Ana Sá 30/09/2021
Lindamente triste, e com umas doidera no meio
"Não se nasce murakamer. Torna-se murakamer"...
... E eis-me aqui, toda murakamizada!
[Já aviso que, para falar do livro, vou falar de mim!]
De tudo que podemos dizer que une as duas histórias paralelas do romance, eu colocaria a solidão como um elo importante. O jovem Kafka, de um lado, e o idoso Nakata, de outro, duas personagens que estão em busca de si, mas que recorrentemente têm suas rotas desviadas para o contato com os outros, como que para perceberem que ser sozinho não significa ser solitário.
E daí surge o ponto que eu acho muito lindo na obra: o papel da gentileza e da generosidade das pessoas estranhas. Quem, como eu, já fez peregrinação ou bicigrinação por rotas como Caminho da Fé ou Santiago de Compostela vai ver ecoar algumas memórias de viagem ao ler este livro. Lembrei, por exemplo, de um senhor que parou sua caminhonete enquanto eu caminhava com minha mochila num sol de rachar, numa estrada de terra de MG, e gritou: "Peregrina, levanta a lona aí atrás, tem laranja e banana, pode pegar! Você precisa de água aí??.
Naquele momento, apesar de exausta, eu tinha a certeza de que comida e água não me faltavam. Mas paciência e ânimo sim, estes estavam se esgotando, pois o calor me consumia como nunca. E assim eu descobriria o quanto necessitava de um gesto de gentileza. O quanto a minha bagagem carecia de afeto. A parada atenciosa daquele senhor foi um sopro de vitalidade na minha caminhada. Daquele senhor e de tantos outros que olharam para o lado quando eu estava a cruzar seus caminhos.
Eu sempre acreditei que, mesmo sem percebermos, existe um lugar especial reservado a pessoas estranhas na nossa existência, sobretudo na existência daqueles que seguem sozinhos. Há como uma fresta nos encaixes dos nossos tijolos, que só é preenchida quando alguém de fora deita o olhar nas nossas fendas, sabe?
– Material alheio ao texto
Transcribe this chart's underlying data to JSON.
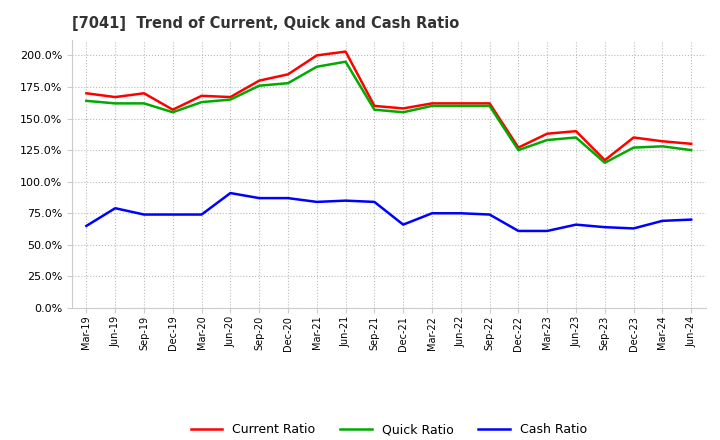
{
  "title": "[7041]  Trend of Current, Quick and Cash Ratio",
  "x_labels": [
    "Mar-19",
    "Jun-19",
    "Sep-19",
    "Dec-19",
    "Mar-20",
    "Jun-20",
    "Sep-20",
    "Dec-20",
    "Mar-21",
    "Jun-21",
    "Sep-21",
    "Dec-21",
    "Mar-22",
    "Jun-22",
    "Sep-22",
    "Dec-22",
    "Mar-23",
    "Jun-23",
    "Sep-23",
    "Dec-23",
    "Mar-24",
    "Jun-24"
  ],
  "current_ratio": [
    1.7,
    1.67,
    1.7,
    1.57,
    1.68,
    1.67,
    1.8,
    1.85,
    2.0,
    2.03,
    1.6,
    1.58,
    1.62,
    1.62,
    1.62,
    1.27,
    1.38,
    1.4,
    1.17,
    1.35,
    1.32,
    1.3
  ],
  "quick_ratio": [
    1.64,
    1.62,
    1.62,
    1.55,
    1.63,
    1.65,
    1.76,
    1.78,
    1.91,
    1.95,
    1.57,
    1.55,
    1.6,
    1.6,
    1.6,
    1.25,
    1.33,
    1.35,
    1.15,
    1.27,
    1.28,
    1.25
  ],
  "cash_ratio": [
    0.65,
    0.79,
    0.74,
    0.74,
    0.74,
    0.91,
    0.87,
    0.87,
    0.84,
    0.85,
    0.84,
    0.66,
    0.75,
    0.75,
    0.74,
    0.61,
    0.61,
    0.66,
    0.64,
    0.63,
    0.69,
    0.7
  ],
  "current_color": "#FF0000",
  "quick_color": "#00AA00",
  "cash_color": "#0000FF",
  "ylim": [
    0.0,
    2.125
  ],
  "yticks": [
    0.0,
    0.25,
    0.5,
    0.75,
    1.0,
    1.25,
    1.5,
    1.75,
    2.0
  ],
  "bg_color": "#FFFFFF",
  "plot_bg_color": "#FFFFFF",
  "grid_color": "#BBBBBB",
  "legend_labels": [
    "Current Ratio",
    "Quick Ratio",
    "Cash Ratio"
  ],
  "line_width": 1.8
}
E este livro me levou para o lugar desse eu que aguarda, sem nem saber, pelo reparo de alguém. E ninguém nunca sabe? A gente nunca sabe o que se passa na vida do outro, nunca conhecemos o outro por completo, por isso há anos eu penso que, na dúvida, nunca devemos nos economizar. E os desconhecidos deste romance de Murakami não se economizam. Eles têm escuta ativa, olhar ativo. Achei isso tão bonito!
São, pois, encantadores os tais ?estranhos? que cruzam as travessias de Kafka e Nakata. Oshima e Hoshino, encenando as personagens supostamente secundárias da trama, proporcionam diálogos lindos com os protagonistas e têm trajetórias muito ricas no romance. Mais do que isso: também muitas personagens quase ?terciárias?, como as que dão carona e informação para Nakata num determinado momento, passam rapidamente pelo livro, mas deixam saudades!
Este é o meu primeiro contato com Murakami, mas eu arriscaria definir sua escrita como um misto, bem-sucedido, de lirismo com surrealismo. E nesta obra, em específico, vem do surrealismo/realismo mágico o fato de eu não ter dado cinco estrelas: apesar de, no geral, ser fascinante o modo como elementos mágicos são incorporados à narrativa, em "Kafka à beira-mar? surgem personagens e situações fantasmagóricas que não me convenceram por completo, sobretudo nos capítulos finais, sobretudo nas passagens que envolvem sexo (e não sou moralista não, estou falando de coesão narrativa; achei excessivo). Senti, inclusive, que o livro poderia ter 50 páginas a menos, mesmo tendo a certeza de que esse é o tipo de romance no qual o leitor deve entrar para perder, isto é: nem tudo fará sentido, nem tudo será explicado? O leitor é um derrotado de antemão. E tudo bem? E ainda bem! Afinal, a arte nunca se comprometeu a ser uma fonte de respostas, não é?
Estou certa de que a obra vai ficar na minha memória para sempre. Há pontos baixos no livro, mas os pontos altos são altíssimos! Recomendo muito a leitura, mas aconselho: vá disposta (o) a perder e a perder-se. É lindamente triste, tem umas doidera no meio, mas é, sobretudo, muito encantador.
Obs.: Só o Nakata já vale a leitura deste romance. Virei ?Nakater? também! Baita personagem, daquelas que a gente quer guardar em um potinho!